The founder of the world’s largest cryptocurrency exchange Binance is suing the publisher of the Chinese edition of Bloomberg Businessweek for unspecified damages over a “defamatory” magazine cover.
Zhao Changpeng, who is also chief executive officer of Binance, filed the case in Hong Kong’s High Court on Monday.
The Canadian alleges that Modern Media Company Limited, the Chinese publisher of Bloomberg Businessweek, had published “defamatory statements” about him in Hong Kong on or around July 6.
The statements in question were the cover of the 250th issue of the magazine, as well as Twitter and Facebook posts with the cover attached. The cover was entitled “Zhao Changpeng’s Ponzi Scheme” along with a photo of him.
A Ponzi scheme refers to an investment fraud that pays existing investors with funds collected from new investors.
The magazine title was later changed to the “Mysterious Zhao Changpeng.”
The cover story was the Chinese translation of a Bloomberg feature published on June 23 in English, headlined “Can Crypto’s Richest Man Stand the Cold?”
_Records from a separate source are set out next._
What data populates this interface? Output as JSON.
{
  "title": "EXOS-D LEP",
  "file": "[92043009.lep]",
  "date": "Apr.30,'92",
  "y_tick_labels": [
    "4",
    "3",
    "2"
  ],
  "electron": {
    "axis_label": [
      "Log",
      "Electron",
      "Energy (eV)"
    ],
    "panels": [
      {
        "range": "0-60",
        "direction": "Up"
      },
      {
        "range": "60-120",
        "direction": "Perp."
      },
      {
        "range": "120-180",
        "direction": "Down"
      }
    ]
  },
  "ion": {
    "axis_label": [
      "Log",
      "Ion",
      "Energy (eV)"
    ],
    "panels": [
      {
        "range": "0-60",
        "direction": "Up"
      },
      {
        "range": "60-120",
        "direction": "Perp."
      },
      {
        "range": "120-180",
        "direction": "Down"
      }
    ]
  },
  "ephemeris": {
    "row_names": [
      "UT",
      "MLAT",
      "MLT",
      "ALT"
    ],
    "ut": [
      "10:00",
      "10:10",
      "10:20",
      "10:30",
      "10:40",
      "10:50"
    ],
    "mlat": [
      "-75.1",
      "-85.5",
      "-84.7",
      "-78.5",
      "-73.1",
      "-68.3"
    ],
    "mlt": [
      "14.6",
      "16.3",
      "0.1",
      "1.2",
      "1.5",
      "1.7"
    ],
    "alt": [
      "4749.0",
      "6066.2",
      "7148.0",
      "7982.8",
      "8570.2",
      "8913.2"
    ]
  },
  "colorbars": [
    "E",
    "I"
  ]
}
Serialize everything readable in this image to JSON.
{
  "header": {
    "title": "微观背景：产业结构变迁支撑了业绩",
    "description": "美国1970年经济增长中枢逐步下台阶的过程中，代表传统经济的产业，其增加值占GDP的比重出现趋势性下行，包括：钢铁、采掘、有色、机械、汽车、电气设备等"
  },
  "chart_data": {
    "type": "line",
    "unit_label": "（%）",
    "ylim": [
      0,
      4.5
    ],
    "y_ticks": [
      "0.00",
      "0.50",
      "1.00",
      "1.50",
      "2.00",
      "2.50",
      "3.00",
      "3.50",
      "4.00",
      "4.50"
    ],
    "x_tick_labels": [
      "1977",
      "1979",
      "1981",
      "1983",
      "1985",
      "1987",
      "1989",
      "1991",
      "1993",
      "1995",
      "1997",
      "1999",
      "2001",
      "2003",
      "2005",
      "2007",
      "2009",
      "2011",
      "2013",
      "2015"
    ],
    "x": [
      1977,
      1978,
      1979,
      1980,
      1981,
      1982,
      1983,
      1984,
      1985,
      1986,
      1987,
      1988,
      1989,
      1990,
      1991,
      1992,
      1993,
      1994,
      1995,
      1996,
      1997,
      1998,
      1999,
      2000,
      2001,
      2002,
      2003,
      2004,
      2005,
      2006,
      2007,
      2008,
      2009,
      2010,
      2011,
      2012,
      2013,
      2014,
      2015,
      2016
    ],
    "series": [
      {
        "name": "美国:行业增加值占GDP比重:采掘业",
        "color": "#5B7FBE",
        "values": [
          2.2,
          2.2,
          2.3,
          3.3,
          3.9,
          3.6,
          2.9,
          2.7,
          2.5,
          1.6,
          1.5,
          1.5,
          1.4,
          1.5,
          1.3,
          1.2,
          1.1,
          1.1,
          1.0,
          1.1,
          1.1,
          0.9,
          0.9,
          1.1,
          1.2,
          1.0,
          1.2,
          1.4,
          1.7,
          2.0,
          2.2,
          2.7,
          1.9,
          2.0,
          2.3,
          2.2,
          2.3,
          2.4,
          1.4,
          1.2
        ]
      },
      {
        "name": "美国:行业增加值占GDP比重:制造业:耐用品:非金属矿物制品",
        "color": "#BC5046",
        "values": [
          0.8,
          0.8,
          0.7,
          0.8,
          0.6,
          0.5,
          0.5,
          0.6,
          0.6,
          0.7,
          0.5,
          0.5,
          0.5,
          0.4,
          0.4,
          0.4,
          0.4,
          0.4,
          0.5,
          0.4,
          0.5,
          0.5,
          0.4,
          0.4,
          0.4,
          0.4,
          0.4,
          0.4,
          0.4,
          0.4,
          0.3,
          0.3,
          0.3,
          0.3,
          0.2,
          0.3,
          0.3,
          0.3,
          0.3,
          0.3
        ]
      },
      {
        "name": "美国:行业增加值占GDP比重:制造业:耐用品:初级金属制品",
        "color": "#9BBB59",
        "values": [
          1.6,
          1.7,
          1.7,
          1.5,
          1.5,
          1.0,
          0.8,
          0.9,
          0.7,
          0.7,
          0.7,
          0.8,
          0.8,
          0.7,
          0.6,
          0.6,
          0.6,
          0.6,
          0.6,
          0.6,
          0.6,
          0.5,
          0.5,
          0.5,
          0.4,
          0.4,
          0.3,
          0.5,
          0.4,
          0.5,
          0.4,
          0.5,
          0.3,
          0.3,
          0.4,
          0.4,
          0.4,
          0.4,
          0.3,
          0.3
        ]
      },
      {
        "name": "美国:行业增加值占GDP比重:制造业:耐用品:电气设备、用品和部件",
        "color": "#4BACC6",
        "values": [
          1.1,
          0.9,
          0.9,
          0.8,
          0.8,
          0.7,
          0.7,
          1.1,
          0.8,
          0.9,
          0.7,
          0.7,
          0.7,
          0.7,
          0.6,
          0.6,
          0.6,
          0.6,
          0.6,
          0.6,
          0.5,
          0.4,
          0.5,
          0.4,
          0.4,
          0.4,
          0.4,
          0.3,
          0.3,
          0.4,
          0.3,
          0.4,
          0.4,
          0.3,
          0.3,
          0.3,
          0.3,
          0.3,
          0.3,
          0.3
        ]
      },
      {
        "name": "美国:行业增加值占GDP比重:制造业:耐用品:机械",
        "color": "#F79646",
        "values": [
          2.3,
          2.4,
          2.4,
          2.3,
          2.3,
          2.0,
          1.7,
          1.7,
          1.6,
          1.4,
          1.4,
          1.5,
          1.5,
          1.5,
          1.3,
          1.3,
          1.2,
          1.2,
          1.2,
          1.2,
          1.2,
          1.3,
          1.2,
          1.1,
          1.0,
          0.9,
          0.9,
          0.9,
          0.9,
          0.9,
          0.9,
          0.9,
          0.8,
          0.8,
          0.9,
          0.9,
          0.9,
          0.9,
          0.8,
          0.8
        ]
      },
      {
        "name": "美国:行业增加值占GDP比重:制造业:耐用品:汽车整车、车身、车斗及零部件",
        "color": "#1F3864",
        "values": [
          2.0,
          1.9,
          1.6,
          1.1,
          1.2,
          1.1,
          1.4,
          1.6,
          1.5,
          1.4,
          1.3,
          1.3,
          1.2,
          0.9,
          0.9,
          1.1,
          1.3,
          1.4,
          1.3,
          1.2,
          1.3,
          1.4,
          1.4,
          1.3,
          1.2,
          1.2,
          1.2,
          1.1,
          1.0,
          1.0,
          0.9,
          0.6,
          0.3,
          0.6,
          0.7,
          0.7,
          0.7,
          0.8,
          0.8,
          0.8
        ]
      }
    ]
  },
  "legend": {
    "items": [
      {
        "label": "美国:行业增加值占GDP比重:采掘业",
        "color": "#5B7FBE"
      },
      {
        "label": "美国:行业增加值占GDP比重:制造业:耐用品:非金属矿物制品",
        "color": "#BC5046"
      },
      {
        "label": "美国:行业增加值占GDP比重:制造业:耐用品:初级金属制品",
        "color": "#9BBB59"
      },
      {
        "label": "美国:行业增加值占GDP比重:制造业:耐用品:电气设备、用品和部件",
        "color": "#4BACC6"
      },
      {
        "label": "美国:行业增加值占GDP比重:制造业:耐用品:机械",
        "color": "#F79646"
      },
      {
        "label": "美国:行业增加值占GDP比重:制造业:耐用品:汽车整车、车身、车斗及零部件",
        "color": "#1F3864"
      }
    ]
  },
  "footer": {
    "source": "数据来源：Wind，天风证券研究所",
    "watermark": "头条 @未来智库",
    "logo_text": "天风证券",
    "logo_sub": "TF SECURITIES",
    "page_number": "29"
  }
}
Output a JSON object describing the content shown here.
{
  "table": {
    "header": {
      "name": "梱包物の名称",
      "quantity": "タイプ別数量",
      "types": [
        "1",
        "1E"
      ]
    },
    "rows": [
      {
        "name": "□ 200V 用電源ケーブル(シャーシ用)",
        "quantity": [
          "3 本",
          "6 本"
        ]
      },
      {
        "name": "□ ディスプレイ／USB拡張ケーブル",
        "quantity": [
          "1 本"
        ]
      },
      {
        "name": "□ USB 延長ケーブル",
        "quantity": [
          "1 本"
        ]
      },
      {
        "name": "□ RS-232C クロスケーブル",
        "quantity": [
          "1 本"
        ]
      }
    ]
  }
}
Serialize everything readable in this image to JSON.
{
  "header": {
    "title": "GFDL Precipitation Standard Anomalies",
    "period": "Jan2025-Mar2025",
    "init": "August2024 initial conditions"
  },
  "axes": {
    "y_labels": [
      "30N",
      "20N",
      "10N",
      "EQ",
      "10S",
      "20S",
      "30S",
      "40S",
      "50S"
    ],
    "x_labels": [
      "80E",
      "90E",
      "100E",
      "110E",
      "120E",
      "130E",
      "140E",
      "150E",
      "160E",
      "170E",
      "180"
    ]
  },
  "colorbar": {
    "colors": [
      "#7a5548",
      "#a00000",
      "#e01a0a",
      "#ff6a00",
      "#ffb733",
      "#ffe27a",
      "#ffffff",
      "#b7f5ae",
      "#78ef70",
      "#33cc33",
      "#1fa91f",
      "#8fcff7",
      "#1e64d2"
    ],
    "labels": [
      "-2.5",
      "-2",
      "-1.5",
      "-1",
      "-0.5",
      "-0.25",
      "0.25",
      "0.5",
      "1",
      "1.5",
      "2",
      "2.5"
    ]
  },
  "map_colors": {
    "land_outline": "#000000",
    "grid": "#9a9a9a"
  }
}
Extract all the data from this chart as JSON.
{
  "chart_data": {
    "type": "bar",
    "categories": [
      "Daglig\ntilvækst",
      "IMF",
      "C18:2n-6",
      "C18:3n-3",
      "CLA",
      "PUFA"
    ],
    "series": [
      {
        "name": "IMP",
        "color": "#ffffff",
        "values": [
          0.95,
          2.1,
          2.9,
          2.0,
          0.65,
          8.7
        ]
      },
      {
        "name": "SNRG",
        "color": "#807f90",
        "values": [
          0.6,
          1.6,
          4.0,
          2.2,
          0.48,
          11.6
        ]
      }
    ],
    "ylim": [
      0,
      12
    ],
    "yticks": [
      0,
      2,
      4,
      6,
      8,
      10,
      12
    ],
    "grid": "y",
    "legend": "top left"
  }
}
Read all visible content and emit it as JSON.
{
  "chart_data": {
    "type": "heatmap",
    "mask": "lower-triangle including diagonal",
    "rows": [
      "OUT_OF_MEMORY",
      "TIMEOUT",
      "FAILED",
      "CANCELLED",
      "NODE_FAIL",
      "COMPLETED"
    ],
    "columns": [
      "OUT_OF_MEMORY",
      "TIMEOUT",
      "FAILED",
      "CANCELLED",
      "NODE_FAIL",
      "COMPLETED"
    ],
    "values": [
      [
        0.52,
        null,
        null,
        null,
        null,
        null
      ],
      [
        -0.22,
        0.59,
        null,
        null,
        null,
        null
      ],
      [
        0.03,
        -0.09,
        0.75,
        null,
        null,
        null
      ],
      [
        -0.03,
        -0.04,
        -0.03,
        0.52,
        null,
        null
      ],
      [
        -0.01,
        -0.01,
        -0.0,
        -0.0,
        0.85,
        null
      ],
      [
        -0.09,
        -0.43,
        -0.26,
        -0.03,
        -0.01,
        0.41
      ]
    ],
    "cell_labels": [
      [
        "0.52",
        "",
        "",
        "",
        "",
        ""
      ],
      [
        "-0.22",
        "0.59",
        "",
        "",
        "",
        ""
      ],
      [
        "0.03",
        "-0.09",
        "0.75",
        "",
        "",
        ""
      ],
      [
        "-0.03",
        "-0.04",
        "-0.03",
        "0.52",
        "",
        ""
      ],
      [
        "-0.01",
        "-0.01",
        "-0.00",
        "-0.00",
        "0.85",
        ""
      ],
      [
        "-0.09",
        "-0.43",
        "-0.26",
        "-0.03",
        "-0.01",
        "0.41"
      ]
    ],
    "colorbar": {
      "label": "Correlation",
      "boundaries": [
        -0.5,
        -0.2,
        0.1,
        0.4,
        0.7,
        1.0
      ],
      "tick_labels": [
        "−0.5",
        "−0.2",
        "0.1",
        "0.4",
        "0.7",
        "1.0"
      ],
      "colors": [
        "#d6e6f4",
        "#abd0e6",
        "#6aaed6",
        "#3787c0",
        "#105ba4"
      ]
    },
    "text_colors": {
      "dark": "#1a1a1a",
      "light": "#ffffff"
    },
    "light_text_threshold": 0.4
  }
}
Zhao said these statements were “calculated” to hold him up to “hatred, contempt and ridicule” and “tended to lower [him] in the estimation of right-thinking members of society in general,” in particular among crypto community members and his commercial counterparts.
Zhao said his reputation had been “gravely injured” and he had suffered “considerable distress and embarrassment” as a result of the “defamatory statements.”
The publisher, he said, “knew or ought to have known” that the words in question were defamatory. He added that it either had “no genuine belief in the truth of what it published,” or “must have suspected” the statements were untrue.
The cryptocurrency exchange founder asked the court to order the publisher to apologise to him and remove the statements from its websites and social media, as well as to recall all copies of the physical publications.
He asked for “relevant” damages and costs.
Zhao founded Binance in 2017 and had a total net worth of over US$95.9 billion (HK$753 billion) at the beginning of this year, according to the Bloomberg Billionaires Index. However, it said his net worth had shrunk by more than US$70 billion (HK$549 billion) as of Tuesday.